Ana Márcia: No caso do Brasil, como não se escolhe por essa opção [da criminalização], você regula justamente para que os riscos do produto possam ser explicitados para a população. O produto é permitido e consequentemente, ele tem que ser muito regulado, já que se conhece que esse produto possui riscos na  utilização.


A indústria apresenta um estudo publicado pela FGV e bancado pelo setor para dizer que a norma da Anvisa não se ampara em evidências científicas. Qual é a posição da Agência a respeito?

André Silva: Esse estudo da FGV é tão mal feito que não é nem assinado. Há duas publicações apontando problemas no estudo. Um artigo de pesquisadores canadenses e um relatório da Organização Pan-Americana de Saúde (Opas). 

A questão científica está pacificada. A ciência diz que os aditivos tornam o produto mais atrativo. Os grandes blocos econômicos – como a União Europeia e os Estados Unidos – já entendem também nesse sentido. A própria Organização Mundial da Saúde. 

Os 181 países que assinaram a Convenção-Quadro para o Controle do Tabaco reconhecem que os aditivos aumentam a atratividade dos produtos de tabaco. 

E, além disso, os próprios documentos internos da indústria do tabaco, que foram liberados por força da ação judicial nos Estados Unidos, apontam que as indústrias internamente sabem que os aditivos tornam os produtos mais atrativos.

Em documento de 1985 da fabricante do Camel, diretor da empresa parabeniza funcionários pelo desenvolvimento de aditivos: “eles parecem especialmente atrativos para o público de 18-24 anos, que nós buscamos desesperadamente”. Disponível em ttps://www.industrydocuments.ucsf.edu/docs/gmgx0045

Como foi o processo de coleta de evidências científicas feito pela Anvisa antes da publicação da norma?

Ana Márcia: Primeiro ocorreu uma consulta pública, em 2010, com 12 mil contribuições feitas pela sociedade. Todas foram avaliadas pela Anvisa. 

Depois foi feita uma audiência pública. Em seguida a norma foi publicada. Quando a norma foi publicada, houve um questionamento do setor com relação a alguns aditivos incluídos ali. A Anvisa liberou esses aditivos questionados por um ano. 

Durante esse ano, foi criado um grupo técnico de especialistas (inclusive de outros países) que se debruçaram sobre a lista de aditivos apresentada pelo setor regulado.

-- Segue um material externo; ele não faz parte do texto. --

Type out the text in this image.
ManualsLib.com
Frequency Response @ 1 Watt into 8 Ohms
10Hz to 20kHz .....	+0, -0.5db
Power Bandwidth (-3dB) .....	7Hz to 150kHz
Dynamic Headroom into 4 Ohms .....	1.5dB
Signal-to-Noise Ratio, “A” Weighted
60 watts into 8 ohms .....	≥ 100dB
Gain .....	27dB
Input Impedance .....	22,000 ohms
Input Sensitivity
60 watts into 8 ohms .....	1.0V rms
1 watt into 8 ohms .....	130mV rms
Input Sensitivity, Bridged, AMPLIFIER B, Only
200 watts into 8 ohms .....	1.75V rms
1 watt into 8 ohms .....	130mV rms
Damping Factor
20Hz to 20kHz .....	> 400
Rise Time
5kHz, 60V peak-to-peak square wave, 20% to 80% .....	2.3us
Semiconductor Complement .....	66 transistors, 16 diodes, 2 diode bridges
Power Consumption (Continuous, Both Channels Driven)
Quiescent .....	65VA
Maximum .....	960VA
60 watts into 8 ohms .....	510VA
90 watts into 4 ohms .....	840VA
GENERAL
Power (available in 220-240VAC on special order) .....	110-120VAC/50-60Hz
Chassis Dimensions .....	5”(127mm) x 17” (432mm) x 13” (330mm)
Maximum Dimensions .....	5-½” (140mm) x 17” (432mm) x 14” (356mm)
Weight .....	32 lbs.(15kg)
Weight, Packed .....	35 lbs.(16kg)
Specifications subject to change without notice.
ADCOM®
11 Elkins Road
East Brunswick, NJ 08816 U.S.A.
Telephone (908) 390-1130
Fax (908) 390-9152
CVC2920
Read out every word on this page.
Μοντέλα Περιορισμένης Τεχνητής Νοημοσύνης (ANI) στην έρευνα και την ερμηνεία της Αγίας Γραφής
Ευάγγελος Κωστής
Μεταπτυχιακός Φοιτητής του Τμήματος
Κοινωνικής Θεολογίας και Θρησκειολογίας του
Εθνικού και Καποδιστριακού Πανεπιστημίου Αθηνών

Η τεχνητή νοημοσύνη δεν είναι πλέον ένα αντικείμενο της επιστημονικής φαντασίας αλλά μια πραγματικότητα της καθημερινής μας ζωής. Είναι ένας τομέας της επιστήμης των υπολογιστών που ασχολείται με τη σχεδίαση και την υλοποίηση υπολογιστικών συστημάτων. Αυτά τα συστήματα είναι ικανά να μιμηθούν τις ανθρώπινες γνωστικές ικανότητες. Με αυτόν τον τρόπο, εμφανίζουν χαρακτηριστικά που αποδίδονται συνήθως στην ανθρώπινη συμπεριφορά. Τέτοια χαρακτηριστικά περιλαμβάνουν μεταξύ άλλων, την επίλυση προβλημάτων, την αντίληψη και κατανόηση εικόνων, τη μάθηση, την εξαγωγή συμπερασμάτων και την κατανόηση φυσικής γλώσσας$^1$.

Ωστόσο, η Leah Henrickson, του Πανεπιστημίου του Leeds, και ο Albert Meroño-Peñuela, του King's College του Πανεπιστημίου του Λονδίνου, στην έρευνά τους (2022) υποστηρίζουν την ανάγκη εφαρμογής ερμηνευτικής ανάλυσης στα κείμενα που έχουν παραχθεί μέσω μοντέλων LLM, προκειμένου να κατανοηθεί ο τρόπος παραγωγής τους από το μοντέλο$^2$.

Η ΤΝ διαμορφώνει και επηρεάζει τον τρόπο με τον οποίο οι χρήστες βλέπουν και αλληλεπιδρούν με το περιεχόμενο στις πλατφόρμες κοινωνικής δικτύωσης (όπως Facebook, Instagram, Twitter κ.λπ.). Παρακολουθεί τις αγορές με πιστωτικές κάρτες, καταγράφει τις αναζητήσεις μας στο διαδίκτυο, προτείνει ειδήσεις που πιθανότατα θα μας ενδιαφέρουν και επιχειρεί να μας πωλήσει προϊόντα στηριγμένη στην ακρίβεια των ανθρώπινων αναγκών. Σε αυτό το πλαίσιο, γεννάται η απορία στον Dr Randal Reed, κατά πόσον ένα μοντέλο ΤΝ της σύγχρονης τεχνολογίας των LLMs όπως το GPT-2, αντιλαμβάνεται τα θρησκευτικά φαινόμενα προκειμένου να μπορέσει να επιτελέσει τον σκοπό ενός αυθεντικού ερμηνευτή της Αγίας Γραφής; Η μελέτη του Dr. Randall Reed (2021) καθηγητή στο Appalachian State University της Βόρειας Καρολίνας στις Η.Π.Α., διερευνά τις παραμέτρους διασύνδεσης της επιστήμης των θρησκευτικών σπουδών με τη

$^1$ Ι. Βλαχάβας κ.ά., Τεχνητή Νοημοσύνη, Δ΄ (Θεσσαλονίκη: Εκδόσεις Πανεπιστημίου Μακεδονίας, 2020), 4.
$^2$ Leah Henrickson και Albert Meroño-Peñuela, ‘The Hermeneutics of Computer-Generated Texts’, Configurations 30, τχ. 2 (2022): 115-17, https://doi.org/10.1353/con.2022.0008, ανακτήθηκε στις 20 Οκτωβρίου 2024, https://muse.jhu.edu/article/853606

Ao final, o grupo técnico concluiu que estes aditivos deveriam permanecer vetados.

Foto: Adobe Stock


A Anvisa venceu o questionamento da RDC 14 feito pela Confederação Nacional da Indústria quando ele chegou ao STF, em 2018, mas não houve repercussão geral da decisão em função do empate na votação dos ministros. Qual é o estado de implementação da norma da Anvisa hoje?

Ana Márcia: Na prática, empresas que estão protegidas por ações judiciais estão isentas de cumprir com a norma da Anvisa. 

Há hoje uma ação do Sinditabaco-Bahia [ao qual as maiores empresas são filiadas] no Tribunal Regional Federal da 1ª Instância. As empresas foram derrotadas na última movimentação, na corte, mas entraram com um recurso que garantiu efeito suspensivo da norma novamente. 

Empresas que têm impetrado novos pleitos, na grande maioria, não têm logrado êxito. Via de regra, os argumentos que foram apresentados, principalmente pela ministra relatora, a ministra Rosa Weber [no julgamento de 2018 no STF] foram abraçados por boa parte do Judiciário.